Chimamanda Adichie (2020, p. 3), em seu livro Notas sobre o luto, salienta que “o luto é uma forma cruel de aprendizado. Você aprende como ele pode ser pouco suave, raivoso. Aprende como os pêsames podem soar rasos. Aprende quanto do luto tem a ver com palavras, com a derrota das palavras e com a busca das palavras”.

Diante deste cenário, a potência do trabalho coletivo foi primordial na Maré. Além de ações relacionadas à prevenção e combate ao vírus e combate à insegurança alimentar, o trabalho que envolve temas sobre luto e memória trouxe a valorização das vítimas e de suas histórias, junto aos seus familiares e amigos, implicando no aspecto coletivo e não apenas individual.

A produção do Memorial Maré destinado para as vítimas de Covid-19 é uma proposta que busca criar um espaço para celebrar a memória das pessoas que faleceram em decorrência do vírus na Maré, com o objetivo de trabalhar o processo de luto com os familiares, valorizando as histórias das vítimas, articulando produção de conhecimento, acolhimento às famílias e intervenção artística.

Ainda sobre o estudo da memória, o historiador Paulo Knauss nos traz que a memória diz respeito a algo que está vivo, que é um trabalho de reconstrução, de presentificar o passado na busca da construção de um futuro e que pode mudar práticas e realidades. “Preservar a memória dos vitimados se define como reparação simbólica. Portanto, a importância de um memorial, enquanto símbolo da vida humana e como ferramenta de justiça social.”
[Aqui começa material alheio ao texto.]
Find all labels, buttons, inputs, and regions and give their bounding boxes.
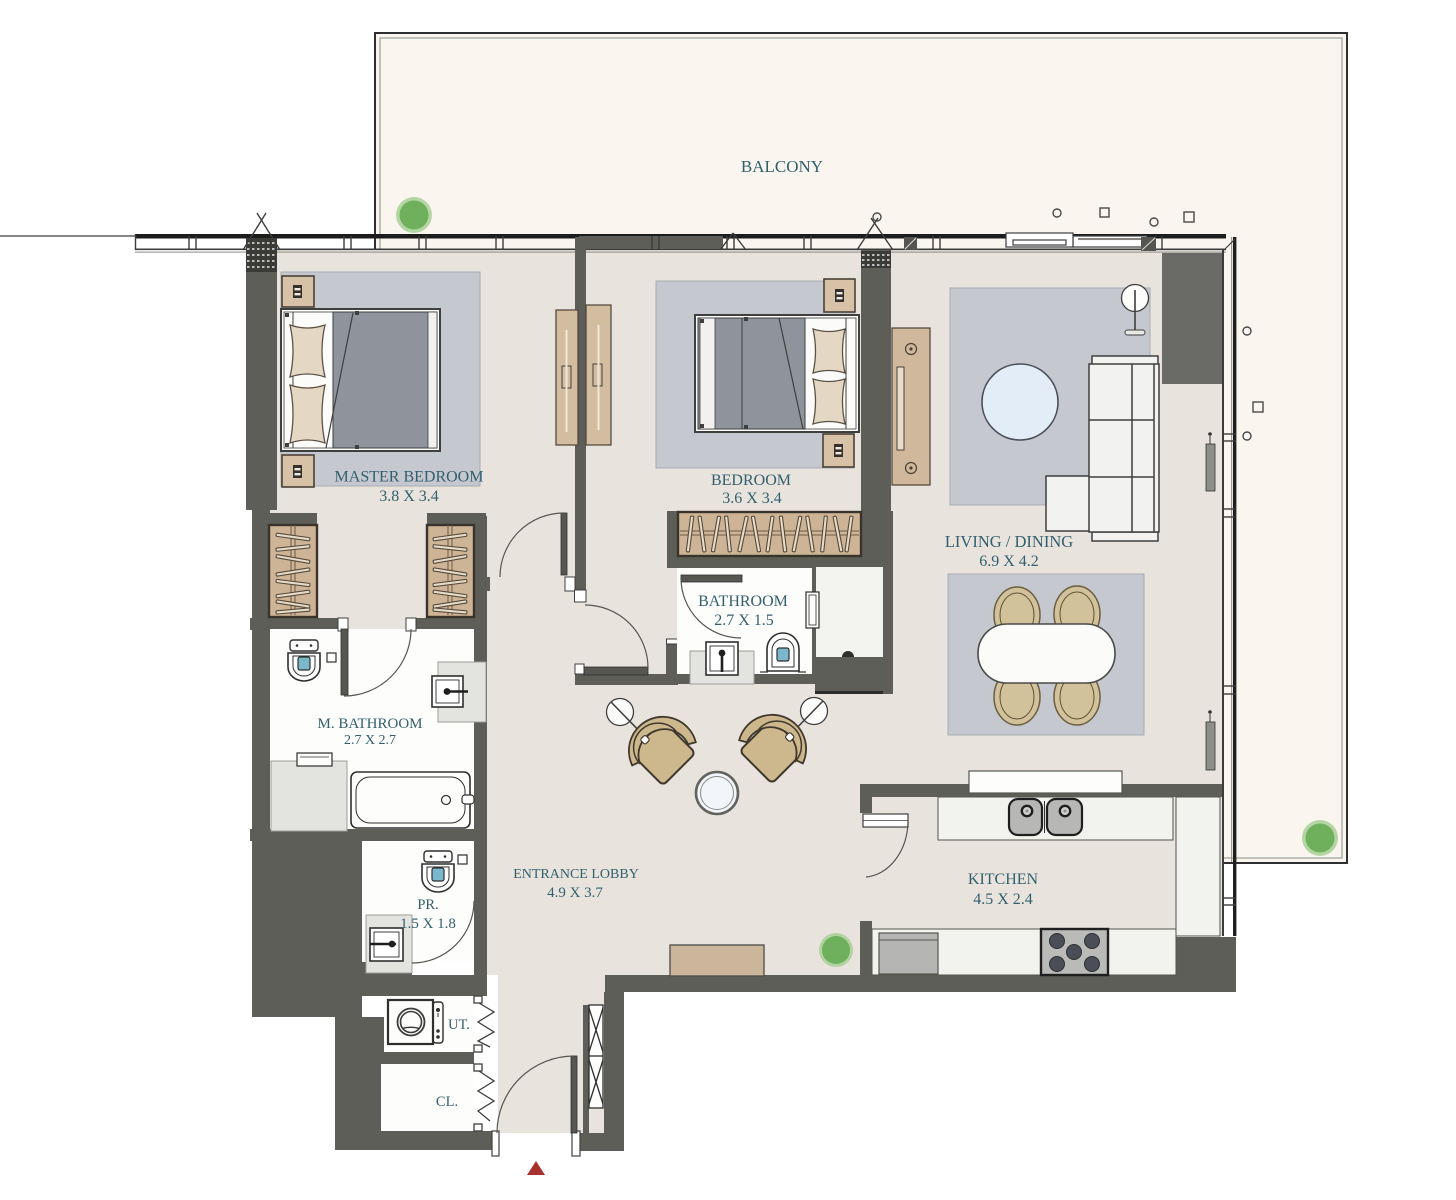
svg-text:M. BATHROOM: M. BATHROOM [317, 716, 422, 732]
svg-text:UT.: UT. [448, 1017, 470, 1033]
svg-text:6.9 X 4.2: 6.9 X 4.2 [979, 553, 1039, 570]
svg-text:4.9 X 3.7: 4.9 X 3.7 [547, 885, 603, 901]
svg-text:LIVING / DINING: LIVING / DINING [945, 532, 1073, 551]
svg-text:3.8 X 3.4: 3.8 X 3.4 [379, 488, 439, 505]
svg-text:BALCONY: BALCONY [741, 157, 823, 176]
svg-text:2.7 X 2.7: 2.7 X 2.7 [344, 733, 396, 748]
svg-text:BEDROOM: BEDROOM [711, 472, 791, 489]
svg-text:MASTER BEDROOM: MASTER BEDROOM [335, 469, 484, 486]
svg-text:PR.: PR. [417, 897, 438, 913]
svg-text:4.5 X 2.4: 4.5 X 2.4 [973, 891, 1033, 908]
svg-text:KITCHEN: KITCHEN [968, 871, 1039, 888]
svg-text:CL.: CL. [436, 1094, 458, 1110]
svg-text:3.6 X 3.4: 3.6 X 3.4 [722, 490, 782, 507]
svg-text:2.7 X 1.5: 2.7 X 1.5 [714, 612, 774, 629]
svg-text:ENTRANCE LOBBY: ENTRANCE LOBBY [513, 867, 639, 882]
svg-text:1.5 X 1.8: 1.5 X 1.8 [400, 916, 456, 932]
svg-text:BATHROOM: BATHROOM [698, 593, 788, 610]
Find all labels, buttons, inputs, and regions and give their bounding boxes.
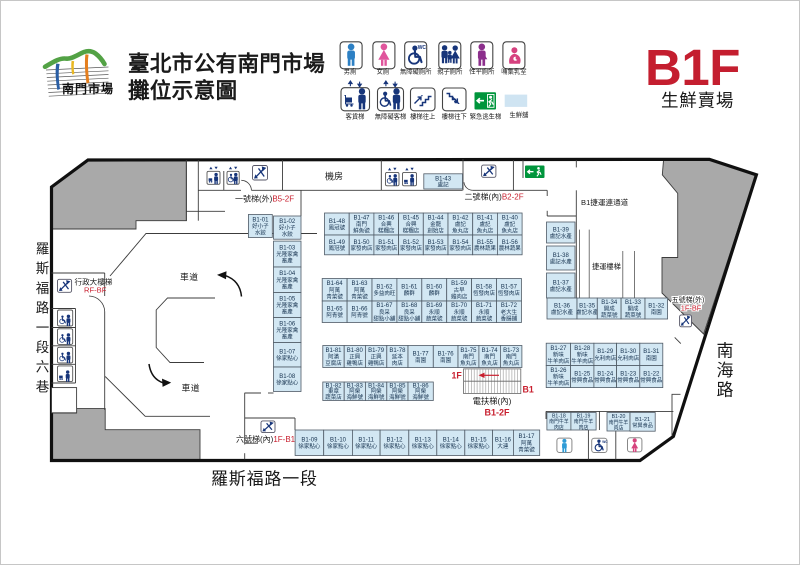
svg-text:雞鴨店: 雞鴨店 bbox=[347, 359, 364, 367]
svg-text:1F: 1F bbox=[452, 371, 463, 381]
svg-text:B1-30: B1-30 bbox=[620, 349, 637, 355]
svg-text:海鮮號: 海鮮號 bbox=[347, 393, 364, 401]
svg-text:肉店: 肉店 bbox=[392, 359, 404, 367]
svg-text:新味: 新味 bbox=[577, 350, 589, 358]
svg-text:B1-25: B1-25 bbox=[574, 371, 591, 377]
svg-text:阿青號: 阿青號 bbox=[326, 311, 343, 319]
svg-text:阿萬: 阿萬 bbox=[329, 286, 341, 294]
svg-text:女廁: 女廁 bbox=[377, 67, 390, 76]
svg-text:車道: 車道 bbox=[182, 382, 201, 393]
svg-text:B1-01: B1-01 bbox=[252, 217, 269, 223]
svg-text:WC: WC bbox=[418, 45, 427, 51]
svg-text:蔬菜店: 蔬菜店 bbox=[325, 393, 342, 401]
svg-text:盧記水產: 盧記水產 bbox=[550, 232, 573, 240]
svg-text:盧記水產: 盧記水產 bbox=[576, 308, 599, 316]
svg-text:南園: 南園 bbox=[440, 356, 452, 364]
svg-text:雞鴨店: 雞鴨店 bbox=[368, 359, 385, 367]
svg-text:一: 一 bbox=[36, 320, 50, 335]
svg-text:良采: 良采 bbox=[379, 308, 391, 316]
svg-text:徐家點心: 徐家點心 bbox=[276, 379, 299, 387]
svg-text:金龍: 金龍 bbox=[430, 220, 442, 228]
svg-text:B1-33: B1-33 bbox=[625, 300, 642, 306]
svg-text:水餃: 水餃 bbox=[255, 229, 267, 237]
svg-text:男廁: 男廁 bbox=[344, 67, 357, 76]
svg-text:捷運樓梯: 捷運樓梯 bbox=[592, 262, 621, 271]
svg-text:盧記: 盧記 bbox=[479, 220, 491, 228]
svg-text:B1-80: B1-80 bbox=[347, 348, 364, 354]
svg-text:B1-22: B1-22 bbox=[643, 371, 660, 377]
svg-text:雞肉店: 雞肉店 bbox=[451, 292, 468, 300]
svg-text:B1-34: B1-34 bbox=[601, 300, 618, 306]
svg-text:B1-79: B1-79 bbox=[368, 348, 385, 354]
svg-text:蔬菜號: 蔬菜號 bbox=[625, 311, 642, 319]
svg-text:阿萬: 阿萬 bbox=[354, 286, 366, 294]
svg-text:南門: 南門 bbox=[506, 353, 518, 361]
svg-text:車道: 車道 bbox=[180, 271, 199, 282]
svg-text:盧記水產: 盧記水產 bbox=[550, 285, 573, 293]
svg-text:魚丸店: 魚丸店 bbox=[502, 227, 519, 235]
svg-text:合興: 合興 bbox=[381, 220, 393, 228]
svg-text:客貨梯: 客貨梯 bbox=[346, 112, 365, 121]
svg-text:B1-03: B1-03 bbox=[279, 246, 296, 252]
svg-text:1F-BF: 1F-BF bbox=[681, 304, 702, 313]
svg-text:新味: 新味 bbox=[553, 373, 565, 381]
svg-text:農林蔬果: 農林蔬果 bbox=[474, 244, 497, 252]
svg-text:B1-63: B1-63 bbox=[351, 281, 368, 287]
svg-text:B1-68: B1-68 bbox=[401, 303, 418, 309]
svg-text:羅: 羅 bbox=[36, 242, 50, 257]
svg-text:B1-38: B1-38 bbox=[553, 253, 570, 259]
svg-text:B1-61: B1-61 bbox=[401, 285, 418, 291]
svg-text:徐家點心: 徐家點心 bbox=[412, 442, 435, 450]
svg-text:路: 路 bbox=[36, 301, 50, 316]
svg-text:南門牛羊: 南門牛羊 bbox=[574, 418, 594, 425]
svg-text:開成: 開成 bbox=[627, 305, 639, 313]
svg-text:南門: 南門 bbox=[356, 220, 368, 228]
svg-text:常興食品: 常興食品 bbox=[632, 421, 653, 429]
svg-text:B1-19: B1-19 bbox=[577, 414, 591, 420]
svg-text:鳳冠號: 鳳冠號 bbox=[329, 223, 346, 231]
svg-text:B1-27: B1-27 bbox=[550, 346, 567, 352]
svg-text:B1-46: B1-46 bbox=[378, 215, 395, 221]
svg-text:臺北市公有南門市場: 臺北市公有南門市場 bbox=[128, 51, 325, 76]
svg-text:盧記: 盧記 bbox=[437, 180, 449, 188]
svg-text:延本: 延本 bbox=[392, 353, 404, 361]
svg-text:允利肉店: 允利肉店 bbox=[594, 354, 617, 362]
svg-text:牛羊肉店: 牛羊肉店 bbox=[571, 357, 594, 365]
svg-text:羅斯福路一段: 羅斯福路一段 bbox=[211, 470, 318, 489]
svg-text:常興食品: 常興食品 bbox=[571, 376, 594, 384]
svg-text:肉店: 肉店 bbox=[614, 424, 624, 431]
svg-text:牛羊肉店: 牛羊肉店 bbox=[547, 379, 570, 387]
svg-text:阿滿: 阿滿 bbox=[328, 353, 340, 361]
svg-text:段: 段 bbox=[36, 340, 50, 355]
svg-text:南門: 南門 bbox=[463, 353, 475, 361]
svg-text:海鮮號: 海鮮號 bbox=[368, 393, 385, 401]
svg-text:麟群: 麟群 bbox=[404, 289, 416, 297]
svg-text:恆發肉店: 恆發肉店 bbox=[473, 289, 496, 297]
svg-text:好小子: 好小子 bbox=[279, 224, 296, 232]
svg-text:B1-72: B1-72 bbox=[501, 303, 518, 309]
svg-text:鮮魚號: 鮮魚號 bbox=[353, 227, 370, 235]
svg-text:盧記: 盧記 bbox=[504, 220, 516, 228]
svg-text:斯: 斯 bbox=[36, 261, 50, 276]
svg-text:海鮮號: 海鮮號 bbox=[389, 393, 406, 401]
svg-text:B1捷運連通道: B1捷運連通道 bbox=[581, 197, 629, 207]
svg-text:家發肉店: 家發肉店 bbox=[350, 244, 373, 252]
svg-text:糕糰店: 糕糰店 bbox=[378, 227, 395, 235]
svg-text:B1-42: B1-42 bbox=[452, 215, 469, 221]
svg-text:魚丸店: 魚丸店 bbox=[481, 359, 498, 367]
svg-text:正興: 正興 bbox=[349, 353, 361, 361]
svg-text:海: 海 bbox=[717, 361, 734, 380]
svg-text:良采: 良采 bbox=[404, 308, 416, 316]
svg-text:RF-BF: RF-BF bbox=[84, 286, 107, 295]
svg-text:南門牛羊: 南門牛羊 bbox=[549, 418, 569, 425]
svg-text:常興食品: 常興食品 bbox=[640, 376, 663, 384]
svg-text:魚丸店: 魚丸店 bbox=[452, 227, 469, 235]
svg-text:肉店: 肉店 bbox=[579, 424, 589, 431]
svg-text:家發肉店: 家發肉店 bbox=[400, 244, 423, 252]
svg-text:開成: 開成 bbox=[604, 305, 616, 313]
svg-text:光隆家禽: 光隆家禽 bbox=[276, 276, 299, 284]
svg-text:魚丸店: 魚丸店 bbox=[460, 359, 477, 367]
svg-text:二號梯(內)B2-2F: 二號梯(內)B2-2F bbox=[465, 192, 524, 202]
svg-text:B1-64: B1-64 bbox=[327, 281, 344, 287]
svg-text:無障礙客梯: 無障礙客梯 bbox=[375, 112, 406, 121]
svg-text:徐家點心: 徐家點心 bbox=[298, 442, 321, 450]
svg-text:南園: 南園 bbox=[415, 356, 427, 364]
svg-text:盧記水產: 盧記水產 bbox=[550, 257, 573, 265]
svg-text:B1-24: B1-24 bbox=[597, 371, 614, 377]
svg-text:樓梯往下: 樓梯往下 bbox=[442, 112, 467, 121]
svg-text:好小子: 好小子 bbox=[252, 222, 269, 230]
svg-text:B1-37: B1-37 bbox=[553, 280, 570, 286]
svg-text:B1-57: B1-57 bbox=[501, 285, 518, 291]
svg-text:B1-78: B1-78 bbox=[389, 348, 406, 354]
svg-text:牛羊肉店: 牛羊肉店 bbox=[547, 357, 570, 365]
svg-text:WC: WC bbox=[602, 440, 608, 444]
svg-text:性平廁所: 性平廁所 bbox=[469, 67, 495, 76]
svg-text:B1-13: B1-13 bbox=[415, 438, 432, 444]
svg-text:B1-07: B1-07 bbox=[279, 350, 296, 356]
svg-text:B1-77: B1-77 bbox=[413, 351, 430, 357]
svg-text:B1-60: B1-60 bbox=[426, 285, 443, 291]
svg-text:B1-45: B1-45 bbox=[403, 215, 420, 221]
svg-text:B1-41: B1-41 bbox=[477, 215, 494, 221]
svg-text:肉店: 肉店 bbox=[554, 424, 564, 431]
svg-text:生鮮舖: 生鮮舖 bbox=[510, 110, 530, 119]
svg-text:恆發肉店: 恆發肉店 bbox=[498, 289, 521, 297]
svg-text:B1-35: B1-35 bbox=[579, 303, 596, 309]
svg-text:B1-10: B1-10 bbox=[330, 438, 347, 444]
svg-text:畜產: 畜產 bbox=[282, 308, 294, 316]
svg-text:B1-81: B1-81 bbox=[325, 348, 342, 354]
svg-text:永順: 永順 bbox=[429, 308, 441, 316]
svg-text:農林蔬果: 農林蔬果 bbox=[499, 244, 522, 252]
svg-text:阿青號: 阿青號 bbox=[351, 311, 368, 319]
svg-text:攤位示意圖: 攤位示意圖 bbox=[128, 78, 238, 103]
svg-text:多益肉旺: 多益肉旺 bbox=[373, 289, 396, 297]
svg-text:一號梯(外)B5-2F: 一號梯(外)B5-2F bbox=[235, 194, 294, 204]
svg-text:徐家點心: 徐家點心 bbox=[440, 442, 463, 450]
svg-text:青菜號: 青菜號 bbox=[326, 292, 343, 300]
svg-text:家發肉店: 家發肉店 bbox=[425, 244, 448, 252]
svg-text:巷: 巷 bbox=[36, 379, 50, 394]
svg-text:B1-31: B1-31 bbox=[643, 349, 660, 355]
svg-text:B1-65: B1-65 bbox=[327, 307, 344, 313]
svg-text:B1-75: B1-75 bbox=[460, 348, 477, 354]
svg-text:蔬菜號: 蔬菜號 bbox=[601, 311, 618, 319]
svg-text:甜點小舖: 甜點小舖 bbox=[373, 314, 396, 322]
svg-text:哺集乳室: 哺集乳室 bbox=[501, 67, 526, 76]
svg-text:B1-58: B1-58 bbox=[476, 285, 493, 291]
svg-text:蔬菜號: 蔬菜號 bbox=[476, 314, 493, 322]
svg-text:永順: 永順 bbox=[478, 308, 490, 316]
svg-text:光隆家禽: 光隆家禽 bbox=[276, 326, 299, 334]
svg-text:盧記水產: 盧記水產 bbox=[551, 308, 574, 316]
svg-text:B1-44: B1-44 bbox=[428, 215, 445, 221]
svg-text:B1-05: B1-05 bbox=[279, 296, 296, 302]
svg-text:樓梯往上: 樓梯往上 bbox=[410, 112, 435, 121]
svg-text:B1-66: B1-66 bbox=[351, 307, 368, 313]
svg-text:B1-59: B1-59 bbox=[451, 281, 468, 287]
svg-text:大連: 大連 bbox=[497, 442, 509, 450]
svg-text:光隆家禽: 光隆家禽 bbox=[276, 301, 299, 309]
svg-text:青菜號: 青菜號 bbox=[351, 292, 368, 300]
svg-text:徐家點心: 徐家點心 bbox=[468, 442, 491, 450]
svg-text:B1-62: B1-62 bbox=[376, 285, 393, 291]
svg-text:B1-02: B1-02 bbox=[279, 219, 296, 225]
svg-text:南: 南 bbox=[717, 342, 734, 361]
svg-text:B1-39: B1-39 bbox=[553, 227, 570, 233]
svg-text:南門: 南門 bbox=[484, 353, 496, 361]
svg-text:機房: 機房 bbox=[325, 171, 343, 182]
svg-text:B1-2F: B1-2F bbox=[484, 408, 510, 418]
svg-text:畜產: 畜產 bbox=[282, 257, 294, 265]
svg-text:海鮮號: 海鮮號 bbox=[412, 393, 429, 401]
svg-text:水餃: 水餃 bbox=[282, 230, 294, 238]
svg-text:B1-71: B1-71 bbox=[476, 303, 493, 309]
svg-text:鳳冠號: 鳳冠號 bbox=[329, 244, 346, 252]
svg-text:B1-28: B1-28 bbox=[574, 346, 591, 352]
svg-text:B1-70: B1-70 bbox=[451, 303, 468, 309]
svg-text:B1-40: B1-40 bbox=[502, 215, 519, 221]
svg-text:香腸鋪: 香腸鋪 bbox=[501, 314, 518, 322]
svg-text:無障礙廁所: 無障礙廁所 bbox=[400, 67, 432, 76]
svg-text:B1-11: B1-11 bbox=[358, 438, 374, 444]
svg-text:B1-74: B1-74 bbox=[482, 348, 499, 354]
svg-text:甜點小舖: 甜點小舖 bbox=[398, 314, 421, 322]
svg-text:南園: 南園 bbox=[646, 354, 658, 362]
svg-text:B1-67: B1-67 bbox=[376, 303, 393, 309]
svg-text:家發肉店: 家發肉店 bbox=[375, 244, 398, 252]
svg-text:路: 路 bbox=[717, 381, 734, 400]
svg-text:蔬菜號: 蔬菜號 bbox=[451, 314, 468, 322]
svg-text:創始店: 創始店 bbox=[427, 227, 444, 235]
svg-text:徐家點心: 徐家點心 bbox=[327, 442, 350, 450]
svg-text:電扶梯(內): 電扶梯(內) bbox=[473, 396, 512, 406]
svg-text:B1-73: B1-73 bbox=[503, 348, 520, 354]
svg-text:B1-17: B1-17 bbox=[518, 434, 535, 440]
svg-text:B1-48: B1-48 bbox=[329, 219, 346, 225]
svg-text:B1-69: B1-69 bbox=[426, 303, 443, 309]
svg-text:麟群: 麟群 bbox=[429, 289, 441, 297]
svg-text:B1-16: B1-16 bbox=[495, 438, 512, 444]
svg-text:永順: 永順 bbox=[454, 308, 466, 316]
svg-text:徐家點心: 徐家點心 bbox=[355, 442, 378, 450]
svg-text:青菜號: 青菜號 bbox=[518, 445, 535, 453]
svg-text:B1-26: B1-26 bbox=[550, 368, 567, 374]
svg-text:光隆家禽: 光隆家禽 bbox=[276, 250, 299, 258]
svg-text:魚丸店: 魚丸店 bbox=[477, 227, 494, 235]
svg-text:新味: 新味 bbox=[553, 350, 565, 358]
svg-text:親子廁所: 親子廁所 bbox=[437, 67, 463, 76]
svg-text:緊急逃生梯: 緊急逃生梯 bbox=[470, 112, 501, 121]
svg-text:B1-32: B1-32 bbox=[648, 303, 665, 309]
svg-text:盧記: 盧記 bbox=[455, 220, 467, 228]
svg-text:老大生: 老大生 bbox=[501, 308, 518, 316]
svg-text:B1-47: B1-47 bbox=[353, 215, 370, 221]
svg-text:B1-08: B1-08 bbox=[279, 374, 296, 380]
svg-text:六: 六 bbox=[36, 360, 50, 375]
svg-text:魚丸店: 魚丸店 bbox=[503, 359, 520, 367]
svg-text:南園: 南園 bbox=[651, 308, 663, 316]
svg-text:豆腐店: 豆腐店 bbox=[325, 359, 342, 367]
svg-text:生鮮賣場: 生鮮賣場 bbox=[661, 91, 734, 111]
svg-text:B1F: B1F bbox=[645, 39, 740, 96]
svg-text:南門市場: 南門市場 bbox=[62, 81, 114, 96]
svg-text:徐家點心: 徐家點心 bbox=[276, 354, 299, 362]
svg-text:B1-06: B1-06 bbox=[279, 321, 296, 327]
svg-text:阿萬: 阿萬 bbox=[521, 439, 533, 447]
svg-text:B1-04: B1-04 bbox=[279, 271, 296, 277]
svg-text:徐家點心: 徐家點心 bbox=[383, 442, 406, 450]
svg-text:古早: 古早 bbox=[454, 286, 466, 294]
svg-text:福: 福 bbox=[36, 281, 50, 296]
svg-text:常興食品: 常興食品 bbox=[617, 376, 640, 384]
svg-text:B1-20: B1-20 bbox=[612, 414, 626, 420]
svg-text:合興: 合興 bbox=[405, 220, 417, 228]
svg-text:正興: 正興 bbox=[371, 353, 383, 361]
svg-text:六號梯(內)1F-B1: 六號梯(內)1F-B1 bbox=[236, 434, 296, 444]
svg-text:B1-14: B1-14 bbox=[443, 438, 460, 444]
svg-text:B1-15: B1-15 bbox=[471, 438, 488, 444]
svg-text:B1-29: B1-29 bbox=[597, 349, 614, 355]
svg-text:糕糰店: 糕糰店 bbox=[403, 227, 420, 235]
svg-text:B1-76: B1-76 bbox=[438, 351, 455, 357]
svg-text:畜產: 畜產 bbox=[282, 333, 294, 341]
svg-text:B1-18: B1-18 bbox=[552, 414, 566, 420]
svg-text:畜產: 畜產 bbox=[282, 282, 294, 290]
svg-text:常興食品: 常興食品 bbox=[594, 376, 617, 384]
svg-text:B1: B1 bbox=[523, 385, 534, 395]
svg-text:家發肉店: 家發肉店 bbox=[449, 244, 472, 252]
svg-text:B1-23: B1-23 bbox=[620, 371, 637, 377]
svg-text:蔬菜號: 蔬菜號 bbox=[426, 314, 443, 322]
svg-text:允利肉店: 允利肉店 bbox=[617, 354, 640, 362]
svg-text:南門牛羊: 南門牛羊 bbox=[609, 419, 629, 426]
svg-text:B1-09: B1-09 bbox=[301, 438, 318, 444]
svg-text:B1-12: B1-12 bbox=[386, 438, 403, 444]
svg-text:B1-36: B1-36 bbox=[554, 303, 571, 309]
A Maré, por exemplo, tem rica memória que precisa ser contada e preservada, tem memórias de resistências, de lutas coletivas e que não pode ser esquecida, pois a partir dela conseguiremos construir novas narrativas a partir deste território. Dessa forma, entendemos que falar de memória se torna indispensável no momento em que estamos vivendo, diante de tantas mortes invisibilizadas, que viram números. Por isso é tão importante e urgente ações que humanizem a dor e os acontecimentos produzidos pela pandemia, principalmente entre a população mais vulnerável.

Valorizar o humano e contar suas histórias de vida é necessário diante das constantes tentativas de apagamento e do silenciamento de culturas perpetrados pela lógica dos governos de dominação e de opressão.